Tom Lee chegou ao Consenso 2026 com números, não com opiniões. Enquanto o debate em Miami girava em torno de narrativas sobre IA, agentes e o futuro das finanças, o fundador da Fundstrat subiu ao palco com um modelo de precificação para Ethereum baseado em proporção histórica e lógica de ciclo.
O resultado: uma meta base de US$ 22.000 para este ciclo e um cenário extremo de US$ 62.000 se a tese da tokenização for cumprida. Com o Ethereum sendo negociado em torno de US$ 2.300 hoje, vale a pena ler a matemática com atenção.
Lee construiu seu modelo com base em uma lógica simples e verificável. Não na narrativa, mas na proporção histórica.

O ponto de partida: Bitcoin a US$ 250.000
O modelo começa com uma premissa que Lee pessoalmente qualifica como conservador para este ponto do ciclo: Bitcoin atingindo US$ 250.000.
Este não é um número aleatório. É o nível que vários modelos de avaliação, incluindo os da sua própria empresa Fundstrat, indicam como valor justo na fase avançada do ciclo atual. Isto tem em conta a adoção institucional após a introdução dos ETF e o contexto macroeconómico da desvalorização das moedas fiduciárias.
Com o Bitcoin em US$ 250.000, a próxima questão é qual relação ETH/BTC aplicar.
A proporção que muda tudo
No pico do ciclo de 2021, o Ethereum era negociado a 0,087 vezes o preço do Bitcoin. Esse foi o ponto mais alto de todos os tempos da proporção. A média de longo prazo está em torno de 0,048. Lee usou os dois números para construir seus dois cenários.
Aplicando a média histórica de 0,048 em um Bitcoin a US$ 250.000, o preço resultante para o Ethereum é de aproximadamente US$ 12.000. Aplicando a alta do ciclo anterior de 0,087, o número sobe para US$ 22.000. Essa é a meta que Lee apresentou como caso base para este ciclo, com o Ethereum sendo negociado hoje em torno de US$ 2.300. Um movimento de praticamente 10 vezes em relação aos níveis atuais.
O cenário extremo: US$ 62.000
Há um terceiro número na apresentação que quase passou despercebido. Lee propôs-o como o cenário de tração máxima: se a tese da tokenização e da economia agenciada for cumprida nos próximos anos como ele projeta, e o Ethereum se consolidar como a camada de assentamento dominante desse ecossistema, a proporção poderá exceder máximos históricos. Nesse cenário, com o Bitcoin em faixas mais altas, o Ethereum poderia chegar a US$ 62 mil.
Ele não apresentou isso como uma certeza. Ele apresentou isso como a consequência matemática de atender às premissas sobre as quais ele e boa parte da indústria estão construindo suas teses de investimento: tokenização massiva de ativos reais, stablecoins ultrapassando a Visa em volume – algo que segundo dados da Bitwise já está acontecendo – e agentes de IA transacionando no blockchain em uma frequência que os humanos ainda não conseguem imaginar.
Por que o tempo é importante agora
Lee foi explícito sobre o sinal que o convenceu de que o ciclo mudou: o Bitcoin está em alta há três meses consecutivos. De acordo com sua análise histórica desde o início do Bitcoin, tal padrão nunca foi registrado em um mercado baixista. Se o fechamento de maio confirmar o terceiro mês positivo acima de US$ 76.000, o mercado baixista está matematicamente descartado para Lee.
O segundo fator citado por ele é a consolidação técnica do Ethereum. Ele está lateralizando há cinco anos. A primeira longa consolidação da ETH terminou com uma alta de 227 vezes. A segunda, com 54 vezes.

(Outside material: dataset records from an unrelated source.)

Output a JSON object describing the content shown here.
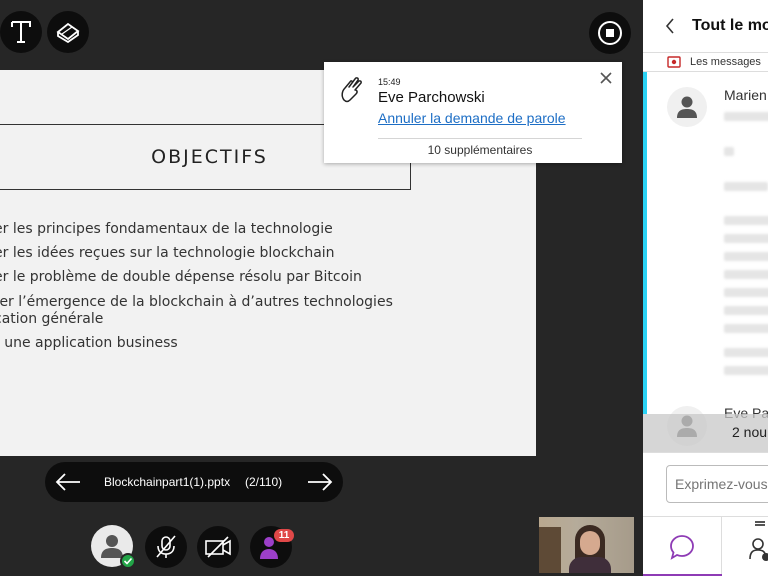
{
  "slide": {
    "title": "OBJECTIFS",
    "bullets": [
      "er les principes fondamentaux de la technologie",
      "er les idées reçues sur la technologie blockchain",
      "er le problème de double dépense résolu par Bitcoin",
      "rer  l’émergence  de  la  blockchain  à  d’autres  technologies",
      "cation générale",
      "r une application business"
    ]
  },
  "notification": {
    "time": "15:49",
    "name": "Eve Parchowski",
    "action_link": "Annuler la demande de parole",
    "more": "10 supplémentaires"
  },
  "presentation": {
    "filename": "Blockchainpart1(1).pptx",
    "page": "(2/110)"
  },
  "controls": {
    "raise_hand_badge": "11"
  },
  "chat_panel": {
    "title": "Tout le mo",
    "recording_notice": "Les messages",
    "message_author_1": "Marien",
    "message_author_2": "Eve Pa",
    "new_messages": "2 nou",
    "input_placeholder": "Exprimez-vous"
  },
  "colors": {
    "accent_cyan": "#2bd3f5",
    "link_blue": "#1d6ec5",
    "badge_red": "#e04848",
    "hand_purple": "#9c3fc9",
    "chat_icon_purple": "#8e3bb5",
    "status_green": "#22a447"
  }
}
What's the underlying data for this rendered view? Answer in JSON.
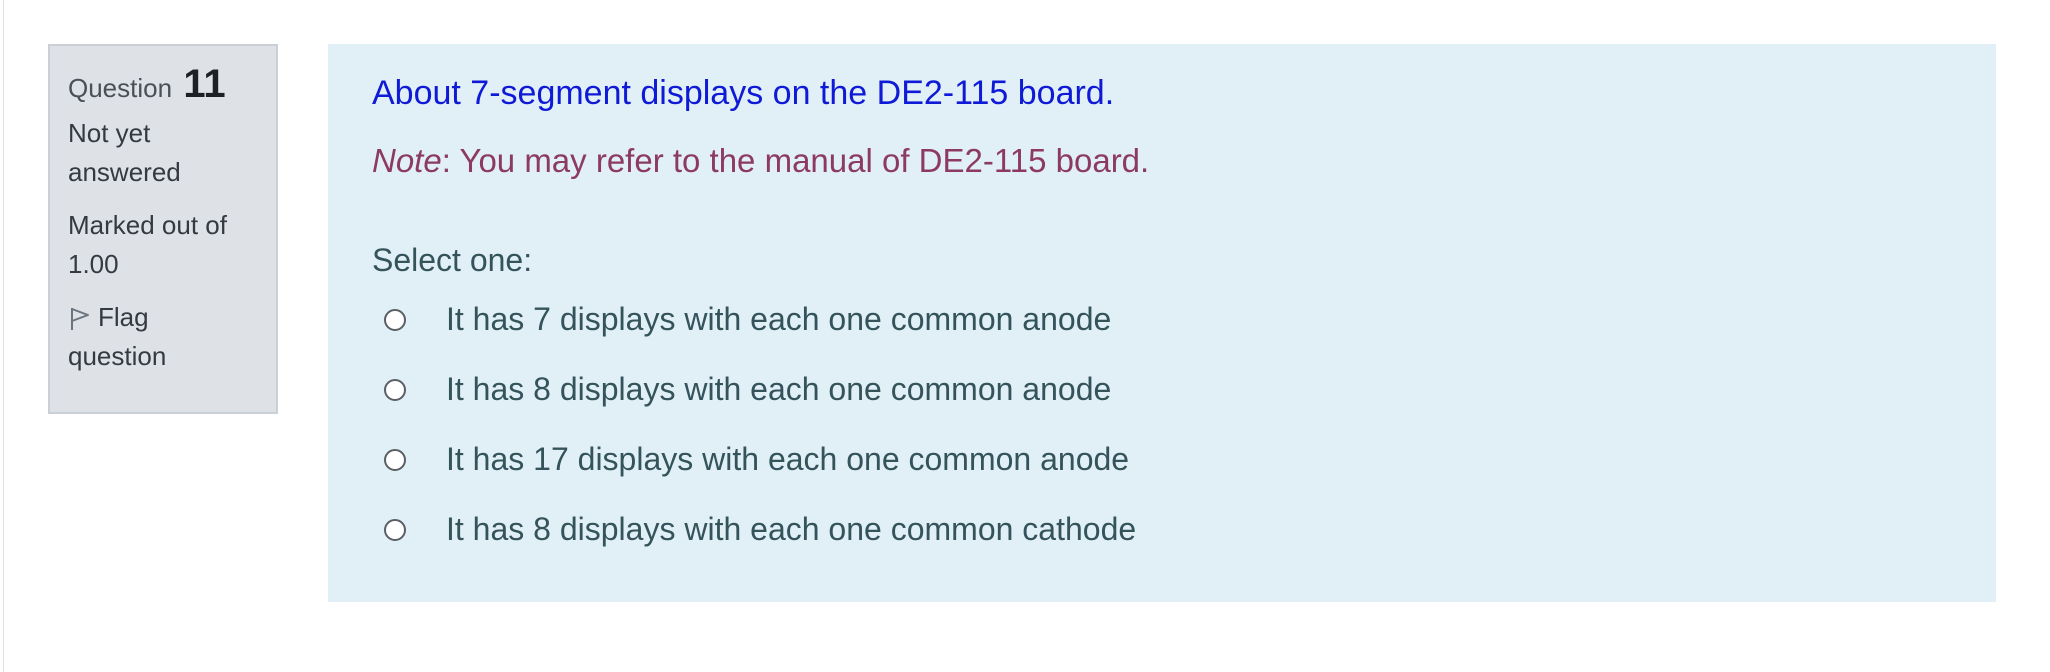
{
  "question_info": {
    "question_label": "Question",
    "question_number": "11",
    "state": "Not yet answered",
    "grade": "Marked out of 1.00",
    "flag_label": "Flag question",
    "flag_icon": "flag-outline-icon"
  },
  "question": {
    "title": "About 7-segment displays on the DE2-115 board.",
    "note_prefix": "Note",
    "note_text": ": You may refer to the manual of DE2-115 board.",
    "prompt": "Select one:",
    "options": [
      {
        "label": "It has 7 displays with each one common anode",
        "selected": false
      },
      {
        "label": "It has 8 displays with each one common anode",
        "selected": false
      },
      {
        "label": "It has 17 displays with each one common anode",
        "selected": false
      },
      {
        "label": "It has 8 displays with each one common cathode",
        "selected": false
      }
    ]
  },
  "colors": {
    "info_bg": "#dee2e6",
    "content_bg": "#e1f0f7",
    "title": "#0f1ad6",
    "note": "#8c3a63",
    "answer_text": "#34535b"
  }
}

Lee não projeta esses múltiplos para este ciclo, mas argumenta que a combinação de tokenização e IA de agência poderia ser o catalisador que quebra essa consolidação de uma forma estrutural, e não especulativa.
O que o modelo não garante
O raciocínio de Lee é internamente consistente, mas se baseia em duas suposições que o mercado ainda não validou totalmente: que o Bitcoin realmente atinge US$ 250.000 neste ciclo, e que o Ethereum mantém ou excede sua proporção histórica em relação ao Bitcoin em um ecossistema onde a competição entre L1 é muito mais intensa do que em 2021. Solana, BNB Chain e outros players hoje disputam participação na atividade de uma forma que não existia então.
Dito isto, a lógica do rácio tem uma vantagem sobre a maioria dos modelos de preços: é empírica, não narrativa. Não depende de ninguém acreditar na visão dos agentes de IA. Depende de o comportamento histórico do mercado se repetir o suficiente para que os padrões sejam úteis.
E nisso, Tom Lee tem um histórico que poucos analistas do setor conseguem igualar.